To mark World Prematurity Day on 17 November 2015 Mama Ye produced this factsheet on preterm births in Tanzania. It summarises the latest evidence on prematurity, including interventions. 

What is Preterm Birth?

A preterm birth is when a baby is born alive but before 37 weeks of pregnancy are completed.

In Tanzania, one in four newborn deaths are due to preterm birth complications.

Babies born too soon are approximately seven times more likely to die during the first four weeks of their lives than babies born at term.

In addition, preterm survivors often suffer from lifelong disabilities, such as visual and hearing impairments, chronic lung disease, long term cardiovascular ill-health, learning and behavioural impairments.

Prematurity has a far-reaching impact on their development and on their health as children and adults.

Preterm Birth is a Public Health Problem in Tanzania

Tanzania ranks twelfth in the world for the number of preterm births - every year 236,000 babies are born before 37 weeks of pregnancy are completed – this is one in every 9 babies born alive.

Prematurity is the second largest cause of death for babies in the first month of life, with 9,400 newborn deaths due to preterm birth every year.

What can be done in Tanzania?

Many of these deaths could be prevented, through both prevention of preterm birth, and care for the premature baby.

  • Adolescent pregnancy, older age pregnancy, short time gaps between births, chronic and infectious diseases, and unhealthy pre-pregnancy weight increase the risk of preterm birth.
  • Family planning strategies, including birth spacing and adolescent-friendly services, can reduce the risk of preterm birth.
  • Encourage early initiation and exclusive breastfeeding.
  • Quality antenatal and postnatal care, along with skilled care at delivery, can help to reduce deaths due to preterm birth. Investing in trained and equipped health workers is key, with a focus on the 48 hours surrounding birth.

In August 2015, the World Health Organization (WHO) published new recommendations to improve the survival and health of babies born too soon. 

Decision-makers should review and revise national clinical guidelines and essential medicines lists; promote the new recommendations widely; strengthen the skills of health workers to  deliver the  interventions; support health workers to accurately assess gestational age; and monitor adherence to the guidelines.

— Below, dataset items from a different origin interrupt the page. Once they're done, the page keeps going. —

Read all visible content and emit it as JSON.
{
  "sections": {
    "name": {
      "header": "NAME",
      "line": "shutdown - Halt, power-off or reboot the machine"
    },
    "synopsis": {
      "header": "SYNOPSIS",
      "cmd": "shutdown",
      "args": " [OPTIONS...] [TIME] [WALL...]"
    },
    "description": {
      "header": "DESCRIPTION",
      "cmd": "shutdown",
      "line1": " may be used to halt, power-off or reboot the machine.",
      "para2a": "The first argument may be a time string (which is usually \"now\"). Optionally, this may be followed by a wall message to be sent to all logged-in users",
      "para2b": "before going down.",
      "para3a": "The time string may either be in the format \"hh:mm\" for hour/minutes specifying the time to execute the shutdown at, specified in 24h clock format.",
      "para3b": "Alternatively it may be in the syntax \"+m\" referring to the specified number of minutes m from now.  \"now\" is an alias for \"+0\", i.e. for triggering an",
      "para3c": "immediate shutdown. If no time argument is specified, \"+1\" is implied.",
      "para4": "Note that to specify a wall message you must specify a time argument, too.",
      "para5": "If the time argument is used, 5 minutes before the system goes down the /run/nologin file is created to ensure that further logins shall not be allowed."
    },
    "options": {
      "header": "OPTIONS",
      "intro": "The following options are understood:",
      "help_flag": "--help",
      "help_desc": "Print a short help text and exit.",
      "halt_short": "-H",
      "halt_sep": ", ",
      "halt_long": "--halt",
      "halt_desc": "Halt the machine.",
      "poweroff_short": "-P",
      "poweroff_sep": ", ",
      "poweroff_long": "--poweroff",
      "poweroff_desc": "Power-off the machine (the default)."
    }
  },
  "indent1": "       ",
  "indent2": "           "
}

Through these largely simple cost-effective solutions and technologies, more than three quarters of deaths due to prematurity could be averted with the right care before, during and after delivery.

In 2014 Tanzania committed to the Every Newborn Action Plan and the Sharpened One Plan. These strategies set out the priority solutions, and call for a united effort to dramatically maternal and newborn deaths, and preventable stillbirths.

We must prioritise the evidence-based, cost-effective and feasible solutions in all health facilities that provide pregnancy and delivery services, as well as ensure better data collection on pregnancy outcomes to enable responsive action where it is most needed.

Now is the time to scale up quality care to all women and newborns for them to survive, thrive and transform society!

Evidence for Action. (2015). Mama Ye Factsheet on Preterm Birth in Tanzania 2015. London: Evidence for Action.